Domingo à tarde via o Alemanha/México e uma 1ª parte que foi um prazer para os que gostam de futebol. Duas culturas refletindo mentalidades diferentes na interpretação do jogo, imaginativo, habilidoso, tecnicista o mexicano contrabalançando o maior poder físico alemão, futebol mais prático e retilíneo. Veio-me à memória, John Reed, norte americano, jornalista do The American Journal, ficou conhecido pelo relato da Revolução Russa de 1917 em Dez dias que abalaram o mundo, “onde teve a consciência da importância daqueles dias onde colegas seus viram simples lutas entre partidos russos”.
J. Reed foi um correspondente de guerra no México, em revolta desde 1911, “sobrevivendo sempre no interior das forças hostis; aprendeu o ofício de escritor, escrevendo no decurso da sua aventura humanista, consequência do seu ideário socialista que sempre abraçou”. Esteve cinco meses no México apoiando as ideias de Pancho Villa, famoso revolucionário mexicano. “México Insurrecto” é um relato da Revolução Mexicana “a primeira grande revolução do século 20, que transformou radicalmente, após tantos anos de repressão, as estruturas políticas e socioeconómicas do país.”
Mas voltemos ao jogo e na 2ª parte o México soçobrou, mas o guarda-redes mexicano deixou incólumes a sua baliza para desespero dos teutónicos e não dar razão ao chavão: “No futebol jogam onze contra onze e no fim ganha a Alemanha”
Fui ao reformado estádio Luzhniki, ex-Lenine, onde lá está a estátua do próprio entre as bancas da Coca-Cola, Quatar Airlines, Gasprom, Mac Donalds, Visa e outros ícones do capitalismo global.
A organização e a segurança são perfeitas e o ambiente para o Portugal- Marrocos era uma festa, embora os marroquinos sejam em muito maior numero que os portugueses e outros lusófonos que aqui vieram apoiar a seleção de Portugal. O jogo foi fraco e ganhou quem menos mereceu. Portugal marcou o golo da vitória pelo inevitável Cristiano Ronaldo e limitou-se a gerir da forma menos suportável para todos os que queríamos ver um pouco de futebol.
Valeu o ambiente de festa, Moscovo receber-nos de braços abertos e com uma temperatura excelente.
Na Fan Zone instalada nas cercanias da monumental Universidade de Moscovo, uma das muitas marcas estalinistas da cidade, a festa começou cedo com muita musica, futebol, folclore e o ambiente que deve prevalecer nestes eventos.

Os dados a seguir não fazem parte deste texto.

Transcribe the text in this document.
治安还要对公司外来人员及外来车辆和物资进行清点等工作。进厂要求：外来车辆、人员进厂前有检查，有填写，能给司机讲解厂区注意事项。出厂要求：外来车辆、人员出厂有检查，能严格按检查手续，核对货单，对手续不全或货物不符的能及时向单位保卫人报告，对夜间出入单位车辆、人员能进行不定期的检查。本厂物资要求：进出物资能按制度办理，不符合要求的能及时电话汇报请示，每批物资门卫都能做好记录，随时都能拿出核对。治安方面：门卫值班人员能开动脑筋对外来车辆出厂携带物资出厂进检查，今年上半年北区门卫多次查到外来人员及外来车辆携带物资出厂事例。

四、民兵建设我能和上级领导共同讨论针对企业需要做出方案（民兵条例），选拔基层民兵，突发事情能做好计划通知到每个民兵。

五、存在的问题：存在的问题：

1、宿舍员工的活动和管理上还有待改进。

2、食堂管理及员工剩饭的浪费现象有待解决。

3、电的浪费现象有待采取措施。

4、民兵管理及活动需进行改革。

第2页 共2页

Depois do jogo muitos deslocavam-se para a Praça Vermelha, paredes meias com o Kremlim, onde tudo ia continuando pela tarde dentro, já que no início do Verão a noite era de 4 horas.
Há, contudo, algo estranho relativo a outros campeonatos que tenho assistido, e nota-se a falta dos ruidosos adeptos italianos, as massas alaranjadas holandesas e por razões que nada tem a ver com o futebol a ausência dos ingleses, que aceitaram a recomendação da primeira-ministra para não irem ao Mundial. Reduziu o colorido do Mundial, mas até ao momento o que tenho assistido é uma imagem de uma renovada Rússia que se perfila para voltar a ser uma potencia emergente não tanto por uma ideia de força, mas pelas ideias que serão força, no domínio da ciência, da produção e da harmonia social.
A Rússia enfrenta desafios, mas herdou do socialismo algo de irrefutável, mesmo para os detratores militantes, e tem a ver sobretudo com a formação académica dos seus cidadãos o que vai permitir adequar os desafios a essa confortável realidade de ter gente habilitada.
Voltaremos a isto porque falar de futebol também tem estas coisas!